Print version ISSN 0034-8910On-line version ISSN 1518-8787

Abstract

SURKAN, Pamela J et al. Impact of stressful life events on central adiposity in the Pelotas Birth Cohort. Rev. Saúde Pública [online]. 2018, vol.52, 61.  Epub May 17, 2018. ISSN 1518-8787.  https://doi.org/10.11606/s1518-8787.2018052000161.

OBJECTIVE:

To investigate how stressful life events and social support relate to central adiposity in Southern Brazil.

METHODS:

Data included information from 802 participants in the 1982 Pelotas Birth Cohort that was collect in 2004-2005 and 2006. Stratifying by sex, we studied self-reported stressful life events during the year before 2004-2005 in relation to change in waist circumference between 2004-2005 and 2006 and waist-to-hip ratio in 2006, using both bivariate and multivariate linear regression models.

RESULTS:

In adjusted models, the experience of stressful life events during the year before 2004-2005 predicted a change in waist circumference in 2006 in men and a change in both waist-to-hip ratio in 2006 and waist circumference between 2004-2005 and 2006 in women. Men who experienced two or more stressful events had on average a one centimeter increase in their waist circumference between 2004-2005 and 2006 (β = 0.97, 95%CI 0.02-1.92), compared to those reporting no stressful events. For women, those who had one and those who had two or more stressful life events had over a 1 cm increase in their waist circumference from 2004-2005 to 2006 (β = 1.37, 95%CI 0.17-2.54; β = 1.26, 95%CI 0.11-2.40, respectively), compared to those who did not experience any stressful event.
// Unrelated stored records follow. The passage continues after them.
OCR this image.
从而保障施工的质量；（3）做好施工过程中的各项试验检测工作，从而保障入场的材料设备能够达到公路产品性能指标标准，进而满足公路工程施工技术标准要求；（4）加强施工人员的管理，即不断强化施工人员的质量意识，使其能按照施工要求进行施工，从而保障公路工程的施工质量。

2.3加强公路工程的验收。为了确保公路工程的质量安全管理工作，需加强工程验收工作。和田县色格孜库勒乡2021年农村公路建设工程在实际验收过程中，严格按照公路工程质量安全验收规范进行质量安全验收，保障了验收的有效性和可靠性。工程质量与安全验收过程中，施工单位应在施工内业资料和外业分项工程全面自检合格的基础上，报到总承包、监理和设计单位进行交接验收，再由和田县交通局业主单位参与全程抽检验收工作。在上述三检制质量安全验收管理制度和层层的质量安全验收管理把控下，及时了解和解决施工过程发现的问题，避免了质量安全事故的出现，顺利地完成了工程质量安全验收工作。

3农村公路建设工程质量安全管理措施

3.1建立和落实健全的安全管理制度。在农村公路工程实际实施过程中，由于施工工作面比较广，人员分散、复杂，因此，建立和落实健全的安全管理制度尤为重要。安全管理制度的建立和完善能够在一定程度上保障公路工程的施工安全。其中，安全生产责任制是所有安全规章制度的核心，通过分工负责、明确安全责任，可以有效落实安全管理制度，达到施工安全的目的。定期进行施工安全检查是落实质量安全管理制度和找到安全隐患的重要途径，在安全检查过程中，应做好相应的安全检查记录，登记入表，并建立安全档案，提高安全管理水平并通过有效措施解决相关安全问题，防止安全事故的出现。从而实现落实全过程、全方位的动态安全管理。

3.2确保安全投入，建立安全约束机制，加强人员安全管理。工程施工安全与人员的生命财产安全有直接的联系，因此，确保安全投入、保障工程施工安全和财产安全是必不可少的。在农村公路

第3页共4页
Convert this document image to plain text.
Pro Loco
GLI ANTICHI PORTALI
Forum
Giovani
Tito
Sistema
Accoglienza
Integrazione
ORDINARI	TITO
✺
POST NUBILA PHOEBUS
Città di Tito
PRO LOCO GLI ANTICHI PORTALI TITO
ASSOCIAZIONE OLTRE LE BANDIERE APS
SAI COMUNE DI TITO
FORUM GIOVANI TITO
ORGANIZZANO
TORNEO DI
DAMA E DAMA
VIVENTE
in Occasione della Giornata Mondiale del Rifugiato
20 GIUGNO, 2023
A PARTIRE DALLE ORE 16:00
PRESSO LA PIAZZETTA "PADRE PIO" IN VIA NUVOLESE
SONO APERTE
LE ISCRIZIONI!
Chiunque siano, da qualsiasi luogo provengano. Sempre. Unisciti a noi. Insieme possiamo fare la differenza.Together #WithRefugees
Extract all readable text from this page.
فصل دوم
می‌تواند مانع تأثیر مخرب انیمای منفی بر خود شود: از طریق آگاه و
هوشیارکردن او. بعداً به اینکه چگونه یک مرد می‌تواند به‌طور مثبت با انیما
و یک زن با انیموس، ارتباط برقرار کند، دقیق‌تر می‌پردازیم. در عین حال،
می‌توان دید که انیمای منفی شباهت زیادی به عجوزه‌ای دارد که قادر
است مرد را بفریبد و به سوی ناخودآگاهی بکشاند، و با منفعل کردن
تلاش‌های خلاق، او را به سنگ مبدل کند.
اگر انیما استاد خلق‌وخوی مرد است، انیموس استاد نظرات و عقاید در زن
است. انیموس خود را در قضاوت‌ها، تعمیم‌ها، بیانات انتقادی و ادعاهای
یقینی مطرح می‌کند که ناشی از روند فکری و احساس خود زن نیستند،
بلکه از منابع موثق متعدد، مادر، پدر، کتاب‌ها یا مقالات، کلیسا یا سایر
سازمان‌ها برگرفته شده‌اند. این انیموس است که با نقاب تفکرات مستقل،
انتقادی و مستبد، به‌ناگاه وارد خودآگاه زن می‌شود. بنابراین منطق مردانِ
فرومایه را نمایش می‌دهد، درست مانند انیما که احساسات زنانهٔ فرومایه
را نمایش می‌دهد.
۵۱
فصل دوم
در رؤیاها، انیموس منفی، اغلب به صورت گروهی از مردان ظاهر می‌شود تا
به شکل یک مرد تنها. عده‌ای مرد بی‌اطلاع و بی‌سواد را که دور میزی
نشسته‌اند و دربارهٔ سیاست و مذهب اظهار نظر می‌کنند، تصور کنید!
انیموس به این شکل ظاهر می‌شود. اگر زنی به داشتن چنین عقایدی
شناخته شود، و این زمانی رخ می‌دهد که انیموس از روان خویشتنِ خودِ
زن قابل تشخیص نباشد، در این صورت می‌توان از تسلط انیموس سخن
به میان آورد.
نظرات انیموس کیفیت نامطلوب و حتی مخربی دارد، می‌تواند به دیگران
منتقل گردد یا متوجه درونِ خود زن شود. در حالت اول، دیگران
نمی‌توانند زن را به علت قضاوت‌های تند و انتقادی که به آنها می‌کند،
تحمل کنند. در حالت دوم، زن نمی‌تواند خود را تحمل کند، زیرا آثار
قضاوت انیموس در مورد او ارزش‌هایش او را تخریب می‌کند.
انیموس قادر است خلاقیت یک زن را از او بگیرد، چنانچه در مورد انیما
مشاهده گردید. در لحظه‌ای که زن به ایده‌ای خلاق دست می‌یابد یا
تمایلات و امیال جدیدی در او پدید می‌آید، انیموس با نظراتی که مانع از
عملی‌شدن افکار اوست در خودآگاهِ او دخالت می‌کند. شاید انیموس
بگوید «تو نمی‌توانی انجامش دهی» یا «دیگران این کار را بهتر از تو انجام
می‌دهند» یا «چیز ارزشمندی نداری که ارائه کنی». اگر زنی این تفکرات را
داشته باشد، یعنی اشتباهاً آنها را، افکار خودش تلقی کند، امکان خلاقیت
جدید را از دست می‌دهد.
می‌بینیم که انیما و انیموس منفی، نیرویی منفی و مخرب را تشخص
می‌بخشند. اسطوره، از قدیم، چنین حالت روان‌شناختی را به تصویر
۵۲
For both sexes, social support level was not significantly related to either waist-to-hip ratio or change in waist circumference, and it did not modify the association between stress and central adiposity.

CONCLUSIONS:

The experience of more than one stressful life event was associated with distinct indicators of central adiposity for men versus women.

Keywords : Stress, Psychological; Life Change Events; Waist-Hip Ratio, utilization; Weight Gain; Gender and Health.